She is getting younger, bolder and drop-dead gorgeous! Guess who is BACK!
The very word ‘saree’ is often synonymous with either moms or festive occasions. However, a project called #100sareepact might soon change that. The project started off on March1 this year as a pact between two friends, Ally Mathan and Anju Maudgal, who each committed to wearing a hundred sarees a year.
They say, “We want to show our sarees some love. For too long we had relegated the saree to the back of our closets, only to be worn on special occasions.” They will also share memories associated with each saree. From being just an ethnic outfit, the saree has thus been transformed into a medium for exchanging meaningful stories.
#100sareepact is slowly growing to be a movement, with new takers every day. The project is beginning to break myths about the saree and earning the graceful and time-honoured garment more and more popularity.
From parties to college and shopping to work, women – including many youngsters – are now sporting the saree. The saree enables women to sport looks that range from traditional to chic, and people are rediscovering its beauty and sensuousness.
A little trivia about the saree
- There are more than 80 recorded ways to wear a sari. (Perhaps you just knew two or three – the Gujju style, the Bengali style and the regular way!)
- Each state and often each region within a state has a distinctive style of handloom saree. To name a few: Tant, Sambalpuri, Kosa, Ilkali, Dhakai, Paithani, Pochampally, Chanderi, Bomkai, Kota, Kotki… the list goes on.
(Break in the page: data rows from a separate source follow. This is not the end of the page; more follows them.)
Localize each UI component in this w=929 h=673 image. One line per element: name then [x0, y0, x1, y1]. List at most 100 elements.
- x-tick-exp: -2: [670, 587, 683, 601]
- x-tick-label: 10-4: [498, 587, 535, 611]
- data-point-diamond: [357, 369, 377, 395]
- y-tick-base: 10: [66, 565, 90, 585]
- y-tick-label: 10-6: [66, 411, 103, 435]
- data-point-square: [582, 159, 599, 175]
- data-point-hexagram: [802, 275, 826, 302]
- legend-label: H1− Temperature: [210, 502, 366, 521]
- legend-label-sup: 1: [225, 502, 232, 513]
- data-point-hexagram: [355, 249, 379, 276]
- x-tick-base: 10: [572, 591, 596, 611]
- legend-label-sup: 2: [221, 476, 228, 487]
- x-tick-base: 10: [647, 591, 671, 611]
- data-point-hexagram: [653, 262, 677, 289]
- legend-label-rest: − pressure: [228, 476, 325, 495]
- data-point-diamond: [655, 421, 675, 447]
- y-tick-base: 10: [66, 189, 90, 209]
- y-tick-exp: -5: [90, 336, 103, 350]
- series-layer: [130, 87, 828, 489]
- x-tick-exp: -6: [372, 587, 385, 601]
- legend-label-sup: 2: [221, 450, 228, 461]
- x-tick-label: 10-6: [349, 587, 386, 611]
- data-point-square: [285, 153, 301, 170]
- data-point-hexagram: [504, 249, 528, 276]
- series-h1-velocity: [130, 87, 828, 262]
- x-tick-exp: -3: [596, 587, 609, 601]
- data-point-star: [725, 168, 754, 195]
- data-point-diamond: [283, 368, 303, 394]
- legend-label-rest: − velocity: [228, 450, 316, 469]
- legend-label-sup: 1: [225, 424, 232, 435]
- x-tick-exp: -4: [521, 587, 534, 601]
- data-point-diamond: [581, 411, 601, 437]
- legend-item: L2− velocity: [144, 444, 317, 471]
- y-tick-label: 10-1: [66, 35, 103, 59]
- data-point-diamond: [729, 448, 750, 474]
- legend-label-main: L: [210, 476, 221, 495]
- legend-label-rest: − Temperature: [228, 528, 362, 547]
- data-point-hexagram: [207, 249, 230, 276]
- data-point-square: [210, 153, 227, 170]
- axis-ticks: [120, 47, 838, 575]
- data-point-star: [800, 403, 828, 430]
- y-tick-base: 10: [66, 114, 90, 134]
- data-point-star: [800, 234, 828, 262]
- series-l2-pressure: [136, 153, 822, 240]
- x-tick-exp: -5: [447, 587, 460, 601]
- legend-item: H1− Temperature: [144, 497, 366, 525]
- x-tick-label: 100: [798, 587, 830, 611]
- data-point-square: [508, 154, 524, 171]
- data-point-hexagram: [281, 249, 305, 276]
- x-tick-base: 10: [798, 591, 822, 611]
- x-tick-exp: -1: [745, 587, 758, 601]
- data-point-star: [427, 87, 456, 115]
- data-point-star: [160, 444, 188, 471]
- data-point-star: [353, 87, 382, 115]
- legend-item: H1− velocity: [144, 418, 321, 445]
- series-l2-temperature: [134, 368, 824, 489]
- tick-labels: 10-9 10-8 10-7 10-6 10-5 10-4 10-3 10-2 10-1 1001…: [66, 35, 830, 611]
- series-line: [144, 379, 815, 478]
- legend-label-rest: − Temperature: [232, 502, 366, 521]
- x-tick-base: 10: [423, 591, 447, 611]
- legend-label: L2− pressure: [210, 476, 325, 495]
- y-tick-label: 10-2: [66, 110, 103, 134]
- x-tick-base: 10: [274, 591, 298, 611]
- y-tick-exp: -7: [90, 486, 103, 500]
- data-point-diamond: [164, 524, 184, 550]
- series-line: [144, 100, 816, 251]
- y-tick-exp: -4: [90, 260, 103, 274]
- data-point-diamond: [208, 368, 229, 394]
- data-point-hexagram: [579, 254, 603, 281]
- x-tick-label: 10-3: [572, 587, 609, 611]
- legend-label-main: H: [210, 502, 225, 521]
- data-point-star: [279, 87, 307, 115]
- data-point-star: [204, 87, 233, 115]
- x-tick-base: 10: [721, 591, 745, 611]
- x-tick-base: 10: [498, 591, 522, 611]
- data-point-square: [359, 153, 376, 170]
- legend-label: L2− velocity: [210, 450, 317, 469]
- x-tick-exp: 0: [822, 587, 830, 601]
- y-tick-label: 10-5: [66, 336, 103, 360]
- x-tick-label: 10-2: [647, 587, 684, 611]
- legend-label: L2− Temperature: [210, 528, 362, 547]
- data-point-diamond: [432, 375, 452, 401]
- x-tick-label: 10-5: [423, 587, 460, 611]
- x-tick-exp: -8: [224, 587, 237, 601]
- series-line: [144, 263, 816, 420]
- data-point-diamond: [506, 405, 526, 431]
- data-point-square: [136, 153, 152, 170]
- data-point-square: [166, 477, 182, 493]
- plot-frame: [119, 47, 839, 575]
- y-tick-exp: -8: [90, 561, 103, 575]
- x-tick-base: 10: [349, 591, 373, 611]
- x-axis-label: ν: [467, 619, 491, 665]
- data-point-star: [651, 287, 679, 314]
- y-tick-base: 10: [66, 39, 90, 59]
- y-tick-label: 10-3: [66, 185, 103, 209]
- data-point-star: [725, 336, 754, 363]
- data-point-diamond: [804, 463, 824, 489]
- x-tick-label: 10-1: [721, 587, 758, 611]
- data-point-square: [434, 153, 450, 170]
And, Kancheevaram or Banarasi were the only ones you knew?
- Traditional woven sarees sport motifs that tell a story of their own. These unique motifs lend a certain identity to each saree. While intricate floral and foliate motifs are a characteristic of Banarasi sarees, motifs drawn on Kalamkari sarees range from flowers, peacocks and paisleys to characters from the Hindu epics, while geometric patterns define Kota and Pochampally sarees.
- Weaving techniques and materials vary quite a bit depending on the region and the kind of saree. From the fine premium silk used in Kancheevarams to the raw silk in Tussars, to the varieties of cotton used in Kotas or Ilkals, the variety is mind-boggling.
A little science behind the saree:
So it’s time to liberate the saree from the closet. Go out and buy a traditional saree from a handicraft store near you. Handloom items might be more expensive than machine woven piece, but there’s a distinctive charm to them.
Your purchase will also help a small weaver somewhere, who continues to weave and keep the saree alive even in this era of globalisation.
Btw, if you look towards Bollywood for fashion advice, it’s evident those ladies love the saree too!
Stand back, jeans and dresses!
The saree is making a comeback. She’s getting younger, bolder and totally, drop dead gorgeous.
Let’s show the world, some pallu power!